August 26- Identity negotiations and exhaustion

The last few weeks have truly been a whirlwind of activity and craziness.  While there isn’t time to explain it all now, let me say I’ve identified two common themes in my work on the OEIB RAC Summit in Bend and the Healthy Democracy Citizen’s Initiative Review Panel in Salem.

First, I am recognizing the difficulty in negotiating my identity as an “intern” and all the sometimes lowly tasks that come with the title and my identity as a professional with a decade of existing, relevant, professional experience.  I knew coming into these roles that I would be asked to perform very basic tasks (photo-copying, errand running, coffee delivery, etc.) and I was totally fine with taking care of this necessary albeit unglamorous work.  The RAC Summit, in particular, was a (at times frantic) dance of helping people get to where they needed to go, making and posting signs, pointing people to the restroom, collecting and distributing and collecting again paper, markers, etc.
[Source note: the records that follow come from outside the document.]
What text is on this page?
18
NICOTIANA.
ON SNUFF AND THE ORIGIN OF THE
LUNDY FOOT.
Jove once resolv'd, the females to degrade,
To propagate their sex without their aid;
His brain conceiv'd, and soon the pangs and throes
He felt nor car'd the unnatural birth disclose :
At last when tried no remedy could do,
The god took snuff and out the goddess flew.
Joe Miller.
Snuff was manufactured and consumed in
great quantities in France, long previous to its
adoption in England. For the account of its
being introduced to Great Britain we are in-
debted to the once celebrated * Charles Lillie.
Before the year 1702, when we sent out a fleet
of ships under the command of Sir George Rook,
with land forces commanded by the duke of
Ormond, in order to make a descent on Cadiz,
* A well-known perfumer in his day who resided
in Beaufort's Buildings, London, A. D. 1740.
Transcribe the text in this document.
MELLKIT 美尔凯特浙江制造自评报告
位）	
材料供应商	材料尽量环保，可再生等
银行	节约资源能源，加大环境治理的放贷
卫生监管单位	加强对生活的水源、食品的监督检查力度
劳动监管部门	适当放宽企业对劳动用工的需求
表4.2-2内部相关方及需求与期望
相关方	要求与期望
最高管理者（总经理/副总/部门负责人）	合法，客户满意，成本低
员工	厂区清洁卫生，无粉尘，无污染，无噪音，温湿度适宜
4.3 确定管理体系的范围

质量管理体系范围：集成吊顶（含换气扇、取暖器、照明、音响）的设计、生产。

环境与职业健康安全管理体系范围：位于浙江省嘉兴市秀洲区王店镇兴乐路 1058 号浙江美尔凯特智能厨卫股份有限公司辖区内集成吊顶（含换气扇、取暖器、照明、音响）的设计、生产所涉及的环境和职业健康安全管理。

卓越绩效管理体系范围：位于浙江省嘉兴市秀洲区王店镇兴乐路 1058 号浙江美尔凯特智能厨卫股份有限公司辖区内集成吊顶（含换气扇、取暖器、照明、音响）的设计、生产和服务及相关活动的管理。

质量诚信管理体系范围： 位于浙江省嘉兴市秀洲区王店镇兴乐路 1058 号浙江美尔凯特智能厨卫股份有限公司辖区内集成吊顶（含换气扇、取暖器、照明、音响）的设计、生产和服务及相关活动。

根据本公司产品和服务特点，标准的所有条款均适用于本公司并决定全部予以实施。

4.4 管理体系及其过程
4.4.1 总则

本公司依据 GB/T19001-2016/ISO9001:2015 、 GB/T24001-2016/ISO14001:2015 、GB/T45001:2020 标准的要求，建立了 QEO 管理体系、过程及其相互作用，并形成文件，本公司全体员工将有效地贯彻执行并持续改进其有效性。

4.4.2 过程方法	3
Ultimately, I was still able to meet and talk (however briefly) with some major players in Oregon’s educational leadership landscape.  I was thankful for this opportunity to gain face/name familiarity and felt confident that I was planting seeds for future networking, even as I hauled easels around and organized name tags.  That said, when one conference attendee complimented me and referenced how splendidly I had performed along with the rest of my “hotel staff” I had a sinking feeling of demotion.  In being a logistical helper, I realized that this individual saw me as a part of the hotel event staff, not a part of Laurel’s facilitation team. 

Perhaps this was a lone misinterpretation and perhaps I was hoping for too much in trying to align myself with people like Laurel already.  Regardless, it brought my attention to the challenge of moving from what feels, at times, like little kid mini-practice work at facilitation to actually PRACTICING (read “doing”) facilitation.  I definitely realized the struggle of moving from being an intern, to being taken seriously as a colleague.  I would be the first person to admit that I still have MUCH to learn in this field and that these opportunities to watch and support skilled facilitators is priceless.  That said, I am unsure how the process will go in moving from the shadows of support to being “on stage” myself.

Talking with Sarah Giles was both helpful and discouraging for this.  With our Healthy Democracy work she felt very strongly that Mariah and I have a rich learning experience through the process and that we NOT be relegated to minor tasks like running errands and making copies.  That said, she herself has had to move slowly through the this professional world gradually earning a reputation for herself while completing tasks that likely often felt well below her actual skill set. 

The last point I want to make was just how tired all this work has made me!  It has been utterly exhausting to move from one intense event with 12 hour work days to the next with only minimal breaks in between.  Being on the road only adds to the stress of this.  I have only eaten dinner with my husband twice in the last two-three weeks and it is getting really old.  While this particular intensity is unusual, it is worth keeping in mind in looking ahead for how I schedule myself professionally.  The time to recover, re-group, and plan for the next event will be all the more critical, particularly as my responsibilities increase in my own practice in the future.